I did some search and test but can't found what is different btw these 2 versions of dataset and why one work an not the other one!?

here samples of my test_set and full_dataset before batching... as you can see it are the same except for test_set, the values of inputs1 are more rounded (?!) but still float32

for inputs, targets in test_set.take(1):
            print("Feature:", inputs)
            print("Label:", targets)

Feature: {'input1': <tf.Tensor: shape=(5, 3), dtype=float32, numpy=
array([[ 0.  , 16.12,  0.  ],
       [ 0.  , 17.42,  0.57],
       [ 0.  , 11.36, 13.97],
       [ 0.  , 10.55,  0.96],
       [ 0.  , 11.56,  0.24]], dtype=float32)>, 'input2': <tf.Tensor: shape=(13,), dtype=float32, numpy=
array([1.4391040e+02, 5.4850894e+03, 8.7901926e+00, 3.6657768e+01,
       5.4554661e+01, 9.5567673e+01, 2.0000000e+00, 5.8438915e+01,
       2.0383540e+03, 6.7381866e+01, 5.6437737e+01, 4.7759323e+00,
       0.0000000e+00], dtype=float32)>}
Label: tf.Tensor(0.91, shape=(), dtype=float32)
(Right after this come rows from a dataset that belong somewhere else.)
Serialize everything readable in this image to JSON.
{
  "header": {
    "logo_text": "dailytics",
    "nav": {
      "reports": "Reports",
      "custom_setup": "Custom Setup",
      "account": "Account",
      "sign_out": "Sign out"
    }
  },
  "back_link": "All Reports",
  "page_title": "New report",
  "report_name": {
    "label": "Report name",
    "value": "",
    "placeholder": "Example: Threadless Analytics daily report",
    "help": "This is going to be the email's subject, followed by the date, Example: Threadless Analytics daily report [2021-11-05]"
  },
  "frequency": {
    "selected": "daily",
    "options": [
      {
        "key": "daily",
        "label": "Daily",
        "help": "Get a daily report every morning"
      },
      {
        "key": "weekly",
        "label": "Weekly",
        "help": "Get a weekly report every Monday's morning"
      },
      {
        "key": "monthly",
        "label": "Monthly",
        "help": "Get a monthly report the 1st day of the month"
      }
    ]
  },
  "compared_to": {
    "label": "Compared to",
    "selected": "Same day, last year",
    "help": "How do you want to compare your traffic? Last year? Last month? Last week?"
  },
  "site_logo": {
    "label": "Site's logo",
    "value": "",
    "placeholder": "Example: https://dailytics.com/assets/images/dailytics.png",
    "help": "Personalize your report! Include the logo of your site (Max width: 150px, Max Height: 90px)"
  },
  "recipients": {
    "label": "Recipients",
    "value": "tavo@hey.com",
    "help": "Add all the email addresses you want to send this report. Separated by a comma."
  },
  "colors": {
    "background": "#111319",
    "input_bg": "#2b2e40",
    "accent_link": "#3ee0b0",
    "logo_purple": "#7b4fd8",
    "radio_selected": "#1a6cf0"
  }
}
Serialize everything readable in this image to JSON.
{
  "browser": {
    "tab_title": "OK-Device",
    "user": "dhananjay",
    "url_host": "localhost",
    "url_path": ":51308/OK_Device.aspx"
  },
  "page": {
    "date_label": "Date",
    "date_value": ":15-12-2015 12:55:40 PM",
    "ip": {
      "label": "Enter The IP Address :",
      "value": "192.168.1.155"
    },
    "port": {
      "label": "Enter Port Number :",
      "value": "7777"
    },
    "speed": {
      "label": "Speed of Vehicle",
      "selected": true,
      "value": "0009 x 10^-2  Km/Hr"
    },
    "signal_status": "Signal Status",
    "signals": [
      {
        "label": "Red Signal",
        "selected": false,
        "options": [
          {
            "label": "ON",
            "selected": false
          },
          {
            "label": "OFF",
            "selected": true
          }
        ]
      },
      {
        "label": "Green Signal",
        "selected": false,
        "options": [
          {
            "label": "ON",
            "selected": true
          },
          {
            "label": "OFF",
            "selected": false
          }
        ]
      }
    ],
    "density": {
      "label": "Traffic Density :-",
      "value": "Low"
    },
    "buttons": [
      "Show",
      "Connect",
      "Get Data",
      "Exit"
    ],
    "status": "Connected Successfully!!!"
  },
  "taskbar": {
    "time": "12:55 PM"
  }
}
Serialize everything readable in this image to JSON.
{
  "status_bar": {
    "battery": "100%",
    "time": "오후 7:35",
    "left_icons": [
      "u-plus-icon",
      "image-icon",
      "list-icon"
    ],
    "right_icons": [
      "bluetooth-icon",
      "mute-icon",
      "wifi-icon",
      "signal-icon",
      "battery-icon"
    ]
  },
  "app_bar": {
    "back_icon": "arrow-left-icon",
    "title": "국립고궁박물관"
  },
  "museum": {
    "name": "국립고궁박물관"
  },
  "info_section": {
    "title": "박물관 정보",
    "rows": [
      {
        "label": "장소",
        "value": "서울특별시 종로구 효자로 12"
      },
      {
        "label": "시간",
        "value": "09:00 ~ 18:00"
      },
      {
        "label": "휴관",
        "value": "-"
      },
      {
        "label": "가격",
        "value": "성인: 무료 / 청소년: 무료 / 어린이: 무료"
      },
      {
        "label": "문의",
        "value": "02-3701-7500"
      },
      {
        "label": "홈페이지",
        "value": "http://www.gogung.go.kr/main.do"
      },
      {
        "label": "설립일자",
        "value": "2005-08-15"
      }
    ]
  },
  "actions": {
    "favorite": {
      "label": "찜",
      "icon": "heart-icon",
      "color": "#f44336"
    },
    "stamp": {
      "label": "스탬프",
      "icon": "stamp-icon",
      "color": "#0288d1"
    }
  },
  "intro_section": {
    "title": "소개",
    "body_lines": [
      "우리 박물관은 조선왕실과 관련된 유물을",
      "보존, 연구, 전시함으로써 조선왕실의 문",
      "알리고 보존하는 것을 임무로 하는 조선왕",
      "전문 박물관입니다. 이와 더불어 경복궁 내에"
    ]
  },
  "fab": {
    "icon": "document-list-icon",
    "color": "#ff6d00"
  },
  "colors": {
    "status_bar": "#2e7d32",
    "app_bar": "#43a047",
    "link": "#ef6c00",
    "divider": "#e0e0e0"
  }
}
for inputs, targets in full_dataset.take(1):
            print("Feature:", inputs)
            print("Label:", targets)

Feature: {'input1': <tf.Tensor: shape=(5, 3), dtype=float32, numpy=
array([[0.000e+00, 9.860e+00, 0.000e+00],
       [0.000e+00, 1.308e+01, 0.000e+00],
       [0.000e+00, 1.433e+01, 1.000e-02],
       [0.000e+00, 1.630e+01, 0.000e+00],
       [0.000e+00, 1.644e+01, 0.000e+00]], dtype=float32)>, 'input2': <tf.Tensor: shape=(13,), dtype=float32, numpy=
array([1.4391040e+02, 5.4850894e+03, 8.7901926e+00, 3.6657768e+01,
       5.4554661e+01, 9.5567673e+01, 2.0000000e+00, 5.8438915e+01,
       2.0383540e+03, 6.7381866e+01, 5.6437737e+01, 4.7759323e+00,
       0.0000000e+00], dtype=float32)>}
Label: tf.Tensor(0.79, shape=(), dtype=float32)
1

There are 1 answers

0
mhenning On BEST ANSWER

(copied from comments)

Did you try with more epochs on the split set? To me, it looks like both should go towards nan values because you work with unscaled data, and I assume something like ReLU activation functions in the model. The full_dataset should arrive faster at nan's, because there is more data per epoch and therefore more gradient steps with the same batch size. More gradient updates per epoch lead to faster exploding weights in the network.

Solution: Use things like StandardScaler on your data (and don't forget to split the data first into train&test, and fit only on the train data.)